Advantage over Standford Dune

  1. No kernel module.
  2. No need to write code for intel and amd CPU separately.
  3. No need to disable kernel kaslr.
  4. Escape dune easily.
    • Process can enter dune and then escape dune whenever it wants to.
  5. Nested Dune.
  6. Support multiple architectures.
  7. Support fork related syscall, multi-thread program works almost perfectly.
  8. Much more stable.
  9. Less code, only about 1200 loc for one arch(Loongarch).

Design explanation

  1. GVA mapped to HVA 1:1, so the process "feels" the address space is the same even jumps into dune.
  2. When guest invoke syscall, it will exit to host by the hypercall, then the syscall is simulated in host userspace.

If the guest process is QEMU,picture below explains what's happeding on a guest syscall.

Semantic difference with native execution

Process running in dune and host have some minor different behavior.

  1. segment fault.

Use following code as a example, in host, segment fault signal will send to the process, the process can register a handler for the signal. But in dune, kvm will get_user_pages failed and report the event to dune.

  int * a= (int *)0x4000;

  *a = 12;

kernel log when accessing a unmapped area.

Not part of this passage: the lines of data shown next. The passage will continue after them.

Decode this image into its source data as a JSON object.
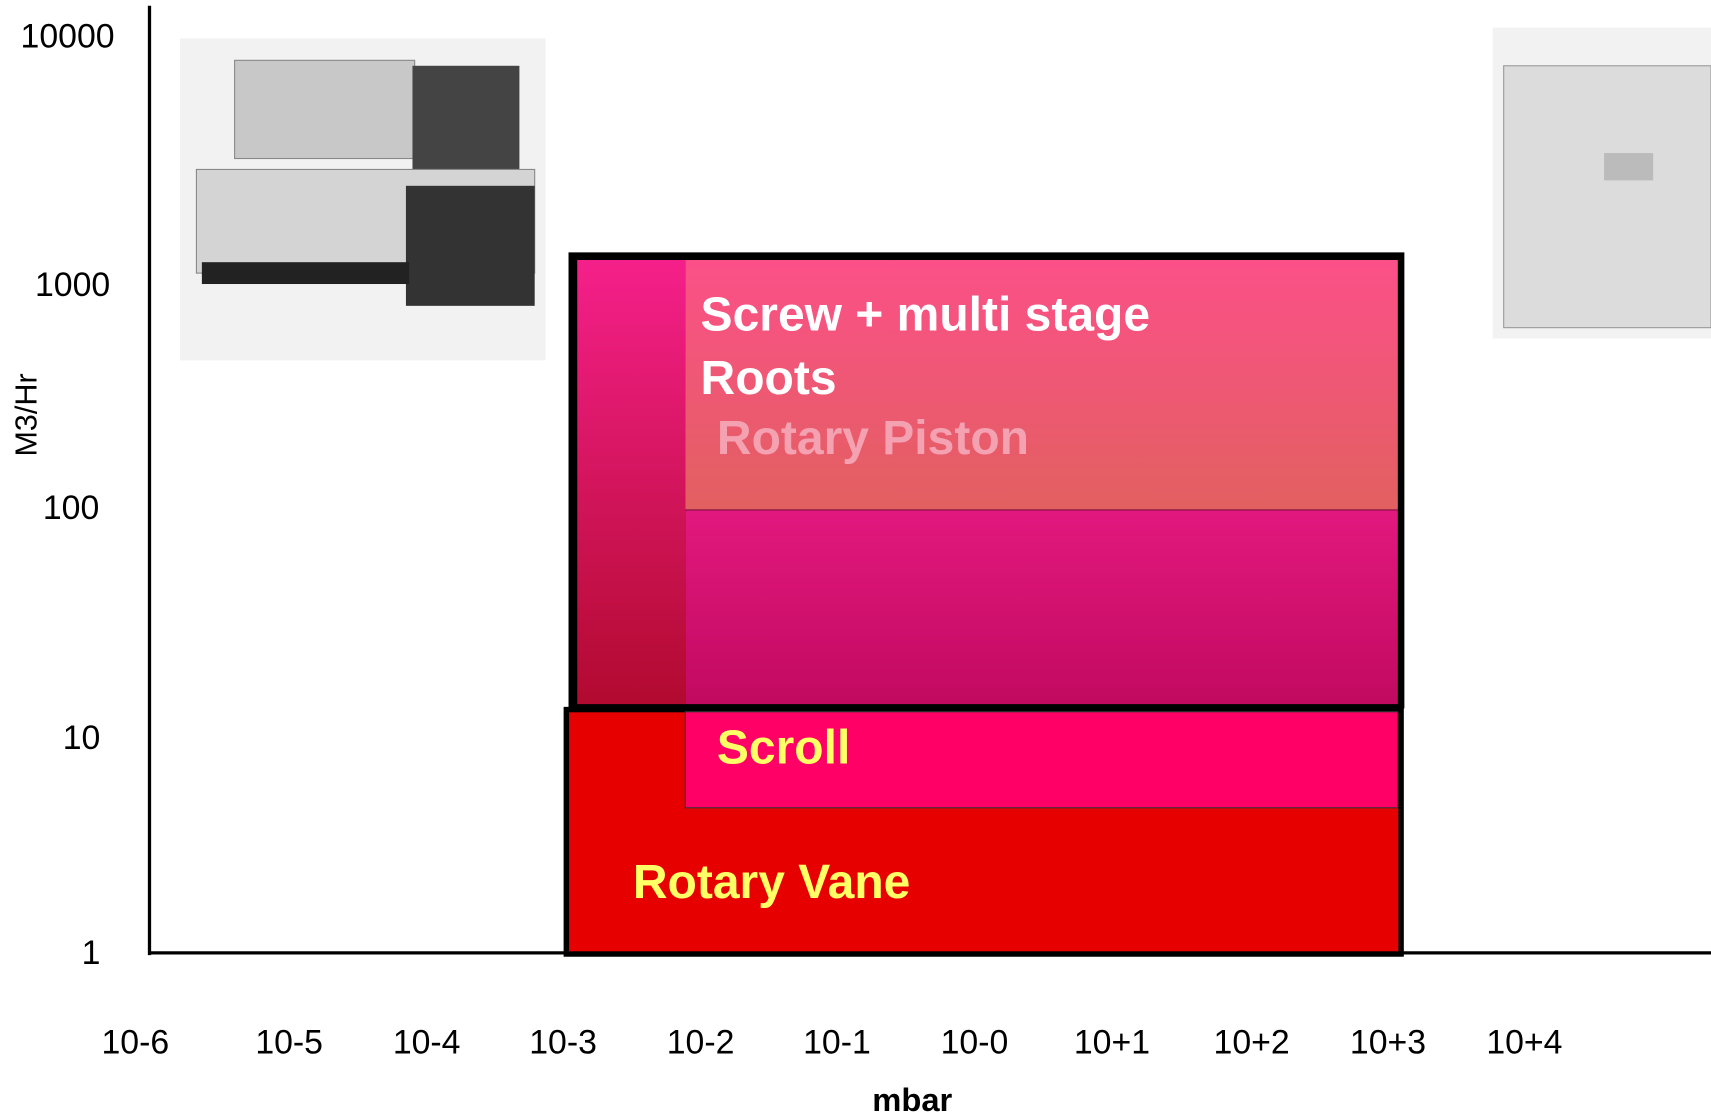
{
  "y_axis": {
    "label": "M3/Hr",
    "ticks": [
      "10000",
      "1000",
      "100",
      "10",
      "1"
    ]
  },
  "x_axis": {
    "label": "mbar",
    "ticks": [
      "10-6",
      "10-5",
      "10-4",
      "10-3",
      "10-2",
      "10-1",
      "10-0",
      "10+1",
      "10+2",
      "10+3",
      "10+4"
    ]
  },
  "regions": [
    {
      "label": "Screw + multi stage"
    },
    {
      "label": "Roots"
    },
    {
      "label": "Rotary Piston"
    },
    {
      "label": "Scroll"
    },
    {
      "label": "Rotary Vane"
    }
  ]
}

[36403.260623] kvm [10252]: TLB ST fault:  cause 0x1080000c, status 0x740000a0, PC: 00000000bc0bbb16, BadVaddr: 0x4000
[36403.260626] kvm [10252]: Failed to find VMA for hva 0x4000
  1. dune will consume 3 file descriptor for kvm(kvm_dev, vm, vcpu)

    1. fd started at 6 instead of 3.
    2. maximum fd one process can open would be less than expected.
  2. KVM_MAX_VCPU limits the dune threads.

    1. Loonson dune simulated one thread in the one vcpu, but kvm limits the vcpu number. So the program shouldn't create more than KVM_MAX_VCPU threads simultaneously. But one process create vcpu and then release it, it can do it over and over again.
  3. signal handler is will executed in host

    1. why : signal handler is executed when return from syscall or interrupt, in dune, it means host's syscall/interrupt return
    2. so what : profil(3) is based on signal handler in which pc is sampled. What is sampled in fact is host process's pc.
  4. if seccomp(2) doesn't permit ioctl, then every syscall is forbidden.

fork/clone

fork/clone is tricky and needs extra attention.

  1. KVM disallow fork() and similar games when using a VM, so we should create another vm for child process when child doesn't share the VM.

    static long kvm_vcpu_ioctl(struct file *filp,
               unsigned int ioctl, unsigned long arg)
    {
    struct kvm_vcpu *vcpu = filp->private_data;
    void __user *argp = (void __user *)arg;
    int r;
    struct kvm_fpu *fpu = NULL;
    struct kvm_sregs *kvm_sregs = NULL;
    
    if (vcpu->kvm->mm != current->mm)
        return -EIO;
    History:        #0
    Commit:         6d4e4c4fca5be806b888d606894d914847e82d78
    Author:         Avi Kivity <avi@qumranet.com>
    Author Date:    Wed 21 Nov 2007 10:41:05 PM CST
    Committer Date: Wed 30 Jan 2008 11:53:13 PM CST
    
    KVM: Disallow fork() and similar games when using a VM
    
    We don't want the meaning of guest userspace changing under our feet.
    
    Signed-off-by: Avi Kivity <avi@qumranet.com>
  2. if child run in a new stack, it can't access local variable anymore, so we need some handcrafted assembly code to handle it.

So there are three types of fork/clone simulation:

enum CLONE_TYPE{
  SAME_VM, // Create vcpu firstly, and do the clone by assembly code
  DIFF_VM_NEW_STACK, // do the fork by assembly code, then create another vm
  DIFF_VM_OLD_STACk, // do the fork, then create another vm
};

In init_child_thread_info, the child's gpr, especially the stack pointer, tls register and pc will be initilized.

Disadvantage

Syscall is emulated on host userspace instead of host kernel space. The user / kernel space switch is the overhead that Loonson introduced,but you can eliminate it by kernel modules. But if Direct host system calls from KVM is possible, there's almost no overhead comparing to native way.